I had a meeting with Lucy’s teacher yesterday. I feel like I’ve had a hundred meetings at Lucy’s school over the last three years. I pulled into the drive, parked my car, walked through the gate and into her classroom.
That day Lucy had a field trip to a place called Kiddie Acres. It’s this kind of old-school, carnival type place. Ferris wheel, carousel, miniature train, lots of little rides. I wasn’t able to go, because I’ve gone back to work, and missed several days over the last few weeks due to Lucy being ill. It’s a field trip I’ve gone on with her every other year, and so I was sad that I wasn’t going on this one. Luckily, my dad was available to go with her, and they had a ball. But it’s the last time she will take a field trip to that place, and I was bummed not to be there.
It was also the last time I will sit in that preschool classroom, in a tiny blue chair at a tiny low table talking with Lucy’s teacher and feeling like a giant. It is the last time I will feel like a giant. It is the only place I have felt like a giant. (Which is cool, when I usually feel like a mouse.) It is the last meeting I will have with her teacher, who was the first person outside of the house Lucy ever trusted. We are changing campuses for kindergarten and so it may be the last time I see her at all.

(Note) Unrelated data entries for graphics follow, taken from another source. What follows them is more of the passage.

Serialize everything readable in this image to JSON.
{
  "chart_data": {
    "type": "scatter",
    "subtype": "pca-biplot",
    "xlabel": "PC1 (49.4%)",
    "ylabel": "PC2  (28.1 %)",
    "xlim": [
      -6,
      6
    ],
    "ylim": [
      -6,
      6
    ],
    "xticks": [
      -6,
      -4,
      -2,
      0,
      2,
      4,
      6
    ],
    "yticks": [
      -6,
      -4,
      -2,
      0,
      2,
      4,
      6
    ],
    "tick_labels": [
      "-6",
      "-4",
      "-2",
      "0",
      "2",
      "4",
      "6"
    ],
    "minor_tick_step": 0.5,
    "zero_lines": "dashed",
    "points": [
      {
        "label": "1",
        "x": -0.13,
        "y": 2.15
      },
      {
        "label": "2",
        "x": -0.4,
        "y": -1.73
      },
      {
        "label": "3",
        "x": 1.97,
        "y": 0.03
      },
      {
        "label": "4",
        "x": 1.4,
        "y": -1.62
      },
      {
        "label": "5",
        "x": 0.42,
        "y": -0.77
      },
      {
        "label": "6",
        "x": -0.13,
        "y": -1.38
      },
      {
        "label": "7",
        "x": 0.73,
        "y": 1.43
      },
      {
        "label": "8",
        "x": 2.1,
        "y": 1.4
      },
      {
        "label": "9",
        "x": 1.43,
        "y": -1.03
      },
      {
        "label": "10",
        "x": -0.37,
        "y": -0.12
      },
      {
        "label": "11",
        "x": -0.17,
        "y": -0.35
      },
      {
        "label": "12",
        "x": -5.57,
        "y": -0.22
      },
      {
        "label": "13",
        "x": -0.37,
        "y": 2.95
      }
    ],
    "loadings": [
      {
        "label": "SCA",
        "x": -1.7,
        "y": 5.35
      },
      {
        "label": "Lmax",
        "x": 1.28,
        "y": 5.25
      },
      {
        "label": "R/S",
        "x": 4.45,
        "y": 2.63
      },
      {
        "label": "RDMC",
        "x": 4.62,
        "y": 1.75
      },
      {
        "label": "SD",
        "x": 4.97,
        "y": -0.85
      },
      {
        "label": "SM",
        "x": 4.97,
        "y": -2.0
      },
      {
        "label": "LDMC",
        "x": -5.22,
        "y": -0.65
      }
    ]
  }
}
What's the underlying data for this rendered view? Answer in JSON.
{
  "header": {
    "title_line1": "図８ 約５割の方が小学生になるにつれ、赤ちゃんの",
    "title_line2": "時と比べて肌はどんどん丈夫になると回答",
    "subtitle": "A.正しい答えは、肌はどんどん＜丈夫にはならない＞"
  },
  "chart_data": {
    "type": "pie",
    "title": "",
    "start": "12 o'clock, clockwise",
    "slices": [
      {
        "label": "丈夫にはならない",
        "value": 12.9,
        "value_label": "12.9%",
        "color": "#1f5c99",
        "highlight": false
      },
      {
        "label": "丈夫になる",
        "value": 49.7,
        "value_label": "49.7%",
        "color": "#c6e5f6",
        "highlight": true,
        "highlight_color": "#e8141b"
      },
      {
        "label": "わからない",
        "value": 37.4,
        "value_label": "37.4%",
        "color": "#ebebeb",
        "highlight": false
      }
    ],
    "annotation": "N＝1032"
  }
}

We had a great meeting. She is excited for Lucy to go to kindergarten. Lucy is excited for Lucy to go to kindergarten. I’m trying to be excited, too. It’s hard to leave safe places. When we were finished, she walked out with me and after she locked the door behind her, we said goodbye and it felt like we should hug, but we didn’t. I walked back up the sidewalk, through the gate and to my car. Backed out, and followed the circle drive around and out; the same circle drive I’d sat in hundreds of days and waited to see Lucy come around the corner from her class and run to the gate, thrilled to see me standing by the car, waiting to receive her. I know that will be the last time I make that circle.
It is an odd feeling of finality. I know we are looking forward to new beginnings, but her preschool was a very special place, for very special people, and I’m sad to say goodbye. I can’t believe the years have gone so fast.